BAŞKANLIK DEMOKRASİYİ YOK SAYMAKTIR…

ABONE OL
11:51 - 23/10/2020 11:51
0

BEĞENDİM

ABONE OL
Kaplan
Best

 BAŞKANLIK DEMOKRASİYİ YOK SAYMAKTIR…



Her şeyin bir çarkın ortasında tıkanıp kaldığı bir ortamda, ısrarla başkanlık istemek neden? Parlamenter sistemde bile toplumun sesinin yansıtılmadığı bir meclisin yok sayılmasıdır bunun adı. Başkanlık sisteminin ülkeye fayda değil zarar getireceğini buradan söylemek birilerini mutlu etmeyecek biliyorum. Bir ülkede akıl ve bilim tehdit altındaysa, bilim adamı, sanatçı, akademisyen, yazarçizer, gazeteci korkarak yaşıyorsa, siz orada demokrasiden söz edemezsiniz. Demokrasi insan hak ve özgürlüklerini teminat altına almak demektir, demokrasi insanın düşüncelerini başkalarıyla özgürce paylaşması demektir, demokrasi ülkeyi yönetenleri zamanı geldiğinde eleştirme hakkına sahip olmak demektir. Sizin eleştirme hakkına tahammül etmenizde demokrasinin bir parçası değil mi? Ama olmayan sözde kalan bir anlayışta bunu aramak mümkün değil. Akıl bilim sanat sanatçı ve tüm çağdaş değerler tehdit altındaysa, o ülke üçüncü bir ülke olmaktan öteye geçemez. Elbette eleştirinin içeriğindeki sözler tartışılır ve maksadını aşan nitelikte barışı zedeleyen bölüştürücü bir yanı varsa. Uyarının dozu bu kadar öfkeye dönüşmemeli. Ülkenin hızla sürüklenmekte olduğu siyasal tıkanmadan çıkarılması adına birlikte neler yapılabilir, ülke bütünlüğünün korunmasını gerektiren eleştirileri dinlemek, çözüm arayışları nedir bunu görmek demokrasinin gereği de bu değil mi? Siyaset ve yönetim tarzında konuşma üslubunun eleştiri sınırlarına gelmesi konusunda ülkeyi yönetenlerin daha biçimli olmaları, millete karşı saygının gerektirdiği sözde değil özde bir demokraside vardır. Şimdi yeni bir anayasa ve başkanlık isteyenler, bir öz eleştiri ya da bu tarzlarından fedakârlık yapabilecekler mi? Başkanlık modelinin bir otoriter sistem anlayışına dönüşmeyeceğini nasıl taahhüt edebilirler merak ediyorum. Korkuların yaşandığı bir gösteride, kin ve öfke kültürünün yansımalarının yaşanmayacağı konusunda umutlu değilim.

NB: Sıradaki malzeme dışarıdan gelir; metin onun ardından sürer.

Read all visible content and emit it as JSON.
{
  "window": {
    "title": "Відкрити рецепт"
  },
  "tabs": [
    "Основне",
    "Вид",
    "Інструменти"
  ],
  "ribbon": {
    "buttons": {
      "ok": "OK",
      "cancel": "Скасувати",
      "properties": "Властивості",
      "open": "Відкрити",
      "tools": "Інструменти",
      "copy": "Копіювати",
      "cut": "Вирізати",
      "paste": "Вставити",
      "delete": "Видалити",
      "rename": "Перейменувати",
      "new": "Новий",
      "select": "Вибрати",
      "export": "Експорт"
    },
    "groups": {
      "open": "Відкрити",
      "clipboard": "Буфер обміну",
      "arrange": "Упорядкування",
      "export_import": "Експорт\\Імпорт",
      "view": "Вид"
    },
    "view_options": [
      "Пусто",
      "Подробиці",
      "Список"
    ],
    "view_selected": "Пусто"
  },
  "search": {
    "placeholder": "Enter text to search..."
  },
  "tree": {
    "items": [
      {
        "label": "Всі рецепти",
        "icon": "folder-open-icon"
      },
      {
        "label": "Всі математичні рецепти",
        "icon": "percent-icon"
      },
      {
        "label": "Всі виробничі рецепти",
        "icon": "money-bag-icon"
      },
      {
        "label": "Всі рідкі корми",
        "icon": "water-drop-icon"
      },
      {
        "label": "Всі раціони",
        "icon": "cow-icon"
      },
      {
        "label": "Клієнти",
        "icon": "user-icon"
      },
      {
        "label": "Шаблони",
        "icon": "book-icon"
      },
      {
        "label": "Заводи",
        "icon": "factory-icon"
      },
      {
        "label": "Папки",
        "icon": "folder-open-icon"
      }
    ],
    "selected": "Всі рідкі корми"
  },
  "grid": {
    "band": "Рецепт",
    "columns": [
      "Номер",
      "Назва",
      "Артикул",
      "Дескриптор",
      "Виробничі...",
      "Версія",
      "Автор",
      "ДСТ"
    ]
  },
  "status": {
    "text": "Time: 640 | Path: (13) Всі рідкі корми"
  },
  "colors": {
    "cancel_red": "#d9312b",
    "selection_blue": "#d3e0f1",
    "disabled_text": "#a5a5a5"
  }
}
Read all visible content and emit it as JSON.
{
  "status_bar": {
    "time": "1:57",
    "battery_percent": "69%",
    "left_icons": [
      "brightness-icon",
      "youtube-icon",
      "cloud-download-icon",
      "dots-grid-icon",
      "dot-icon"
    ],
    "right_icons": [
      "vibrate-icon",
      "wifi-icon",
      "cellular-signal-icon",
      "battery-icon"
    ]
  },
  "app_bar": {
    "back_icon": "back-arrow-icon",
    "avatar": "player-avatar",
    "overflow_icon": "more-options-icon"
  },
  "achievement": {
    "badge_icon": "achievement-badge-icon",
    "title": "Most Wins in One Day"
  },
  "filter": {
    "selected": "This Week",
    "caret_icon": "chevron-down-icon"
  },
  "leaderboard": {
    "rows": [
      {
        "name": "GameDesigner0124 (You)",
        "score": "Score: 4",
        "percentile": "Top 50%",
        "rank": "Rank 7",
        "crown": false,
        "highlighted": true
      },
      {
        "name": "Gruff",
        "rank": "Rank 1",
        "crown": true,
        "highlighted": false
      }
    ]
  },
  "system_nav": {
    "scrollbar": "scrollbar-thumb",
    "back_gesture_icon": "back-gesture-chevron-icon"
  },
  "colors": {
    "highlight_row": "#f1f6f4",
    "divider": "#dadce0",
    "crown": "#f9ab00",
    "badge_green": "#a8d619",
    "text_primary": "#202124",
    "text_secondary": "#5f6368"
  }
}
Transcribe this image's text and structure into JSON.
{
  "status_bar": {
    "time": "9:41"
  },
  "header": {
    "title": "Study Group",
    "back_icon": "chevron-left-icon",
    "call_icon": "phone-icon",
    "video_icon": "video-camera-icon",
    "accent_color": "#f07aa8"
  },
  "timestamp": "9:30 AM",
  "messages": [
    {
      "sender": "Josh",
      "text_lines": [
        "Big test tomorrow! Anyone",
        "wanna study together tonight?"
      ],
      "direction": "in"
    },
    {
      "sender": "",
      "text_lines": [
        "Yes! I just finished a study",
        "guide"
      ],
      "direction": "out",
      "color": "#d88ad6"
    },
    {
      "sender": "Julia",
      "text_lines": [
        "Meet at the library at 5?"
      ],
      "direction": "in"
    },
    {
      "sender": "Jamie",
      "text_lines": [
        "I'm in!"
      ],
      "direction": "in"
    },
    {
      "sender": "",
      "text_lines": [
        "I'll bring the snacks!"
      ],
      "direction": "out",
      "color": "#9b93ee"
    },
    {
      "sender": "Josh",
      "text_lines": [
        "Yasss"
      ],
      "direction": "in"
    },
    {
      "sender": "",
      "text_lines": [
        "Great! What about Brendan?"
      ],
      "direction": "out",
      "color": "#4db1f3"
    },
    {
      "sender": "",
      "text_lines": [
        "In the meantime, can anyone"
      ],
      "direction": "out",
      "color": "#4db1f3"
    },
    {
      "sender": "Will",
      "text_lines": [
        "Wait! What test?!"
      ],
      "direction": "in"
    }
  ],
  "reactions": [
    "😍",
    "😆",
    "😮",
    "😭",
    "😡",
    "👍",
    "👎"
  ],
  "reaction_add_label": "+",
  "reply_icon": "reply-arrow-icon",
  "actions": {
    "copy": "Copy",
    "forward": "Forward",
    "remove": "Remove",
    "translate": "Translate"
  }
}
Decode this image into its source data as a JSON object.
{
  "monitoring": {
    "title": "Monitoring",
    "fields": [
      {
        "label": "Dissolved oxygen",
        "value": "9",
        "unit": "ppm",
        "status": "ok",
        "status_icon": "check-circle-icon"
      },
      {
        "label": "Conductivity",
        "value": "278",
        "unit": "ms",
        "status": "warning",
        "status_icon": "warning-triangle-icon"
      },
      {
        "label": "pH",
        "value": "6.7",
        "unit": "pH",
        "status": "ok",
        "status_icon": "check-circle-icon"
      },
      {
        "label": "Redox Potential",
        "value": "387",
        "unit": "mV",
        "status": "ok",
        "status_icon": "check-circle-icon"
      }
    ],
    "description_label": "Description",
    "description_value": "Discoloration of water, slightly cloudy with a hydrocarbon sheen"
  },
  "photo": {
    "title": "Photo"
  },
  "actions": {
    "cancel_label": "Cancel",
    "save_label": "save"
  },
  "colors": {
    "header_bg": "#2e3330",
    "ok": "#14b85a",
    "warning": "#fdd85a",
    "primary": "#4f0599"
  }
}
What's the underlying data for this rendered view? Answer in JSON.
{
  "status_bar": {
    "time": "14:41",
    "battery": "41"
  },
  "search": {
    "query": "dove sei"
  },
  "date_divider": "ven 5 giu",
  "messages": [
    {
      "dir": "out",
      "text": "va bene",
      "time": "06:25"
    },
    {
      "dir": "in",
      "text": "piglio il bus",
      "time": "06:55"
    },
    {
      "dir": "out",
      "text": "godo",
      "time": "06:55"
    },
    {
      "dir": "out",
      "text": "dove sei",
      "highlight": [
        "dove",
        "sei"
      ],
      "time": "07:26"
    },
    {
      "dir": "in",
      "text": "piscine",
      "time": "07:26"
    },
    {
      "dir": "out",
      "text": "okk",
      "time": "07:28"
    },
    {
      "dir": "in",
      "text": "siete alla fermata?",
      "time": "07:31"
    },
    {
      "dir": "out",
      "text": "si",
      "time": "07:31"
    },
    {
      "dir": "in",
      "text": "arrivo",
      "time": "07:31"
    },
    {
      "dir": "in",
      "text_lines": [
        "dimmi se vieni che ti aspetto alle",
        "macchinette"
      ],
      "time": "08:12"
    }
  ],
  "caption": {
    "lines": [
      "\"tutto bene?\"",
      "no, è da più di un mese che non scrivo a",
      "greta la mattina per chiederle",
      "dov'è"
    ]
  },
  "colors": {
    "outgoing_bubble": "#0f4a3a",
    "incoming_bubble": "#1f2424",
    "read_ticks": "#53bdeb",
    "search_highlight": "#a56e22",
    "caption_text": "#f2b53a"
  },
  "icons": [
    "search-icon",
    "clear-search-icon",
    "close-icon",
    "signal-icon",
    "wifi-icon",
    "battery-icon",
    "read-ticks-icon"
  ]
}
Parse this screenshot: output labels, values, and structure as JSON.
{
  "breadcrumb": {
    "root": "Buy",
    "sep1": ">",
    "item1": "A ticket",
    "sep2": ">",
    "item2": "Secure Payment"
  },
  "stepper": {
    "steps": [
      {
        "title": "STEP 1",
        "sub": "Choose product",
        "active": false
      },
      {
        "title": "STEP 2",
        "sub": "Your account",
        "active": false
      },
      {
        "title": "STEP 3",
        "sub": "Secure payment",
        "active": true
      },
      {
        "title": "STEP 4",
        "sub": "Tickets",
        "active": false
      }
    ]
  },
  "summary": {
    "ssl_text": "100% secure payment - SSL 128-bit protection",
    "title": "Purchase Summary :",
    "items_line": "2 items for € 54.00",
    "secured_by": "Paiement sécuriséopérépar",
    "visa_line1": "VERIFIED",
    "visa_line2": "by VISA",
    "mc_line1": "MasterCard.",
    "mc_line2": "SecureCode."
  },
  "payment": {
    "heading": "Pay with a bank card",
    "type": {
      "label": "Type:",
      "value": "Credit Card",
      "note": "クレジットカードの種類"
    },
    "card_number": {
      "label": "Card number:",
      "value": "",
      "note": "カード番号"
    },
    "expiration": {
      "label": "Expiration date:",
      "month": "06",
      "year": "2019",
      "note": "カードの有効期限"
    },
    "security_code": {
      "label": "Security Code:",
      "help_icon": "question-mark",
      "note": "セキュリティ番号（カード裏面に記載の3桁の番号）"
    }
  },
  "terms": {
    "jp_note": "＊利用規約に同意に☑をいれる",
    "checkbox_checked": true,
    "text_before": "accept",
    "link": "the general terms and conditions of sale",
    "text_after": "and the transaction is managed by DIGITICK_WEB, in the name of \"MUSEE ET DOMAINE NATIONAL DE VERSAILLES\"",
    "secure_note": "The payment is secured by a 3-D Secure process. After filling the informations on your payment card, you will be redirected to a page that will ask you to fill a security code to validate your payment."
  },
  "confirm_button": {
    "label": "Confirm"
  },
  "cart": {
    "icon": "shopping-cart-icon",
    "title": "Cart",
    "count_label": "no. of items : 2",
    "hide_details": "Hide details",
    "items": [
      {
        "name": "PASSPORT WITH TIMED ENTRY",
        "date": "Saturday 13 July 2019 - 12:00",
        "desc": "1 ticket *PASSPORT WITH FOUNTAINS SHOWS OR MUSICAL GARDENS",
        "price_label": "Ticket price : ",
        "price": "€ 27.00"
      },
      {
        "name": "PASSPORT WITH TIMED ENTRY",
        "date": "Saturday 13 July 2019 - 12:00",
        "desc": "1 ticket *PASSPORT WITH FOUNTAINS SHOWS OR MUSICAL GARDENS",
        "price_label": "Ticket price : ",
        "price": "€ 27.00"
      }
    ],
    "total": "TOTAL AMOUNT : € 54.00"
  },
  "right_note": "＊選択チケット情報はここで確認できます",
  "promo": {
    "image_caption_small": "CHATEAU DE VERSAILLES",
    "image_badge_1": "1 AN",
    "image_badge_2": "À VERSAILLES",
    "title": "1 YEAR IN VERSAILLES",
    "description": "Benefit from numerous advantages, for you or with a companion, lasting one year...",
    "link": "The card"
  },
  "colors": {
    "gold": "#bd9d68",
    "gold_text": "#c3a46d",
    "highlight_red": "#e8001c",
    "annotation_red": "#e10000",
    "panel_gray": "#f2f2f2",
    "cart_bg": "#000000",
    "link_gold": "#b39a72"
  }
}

Hitlere 1933 yılında her türlü kanun yapma yetkisi verildiğinde, Almanya yaşayacağı felaketi de onaylıyordu. Rusya’ya teslim olmanın bedelini ağır ödedi Almanya. Fransa’da 14′ Lui ” kanun benim” dediğinde. Dünyaya demokrasi ve laikliği hediye eden Fransa, Hitler gibi kendisini tek adam ilan eden Lui’nin  Narsis duygularına teslim oluyordu. Bu gün bunun pek çok örneklerini verebiliriz. Tarihe baktığımızda diktatörler hepsi de kendi kendilerini yok etmişler, ama asıl geride bıraktıkları enkazı halkın nasıl temizleyeceğini düşünmemişler. Hükmettikleri toplumlara baktığımızda, eğitim, bilim, sanat, kültür ve aydınlık bir gelecekten tüm gerçeklerden uzak
kendi kendini bile yönetebilecek durumda olmayan, hatta hiç bir şeyi sorgulama cesareti dahi olmayan bir halk olduğunu görmek mümkün. 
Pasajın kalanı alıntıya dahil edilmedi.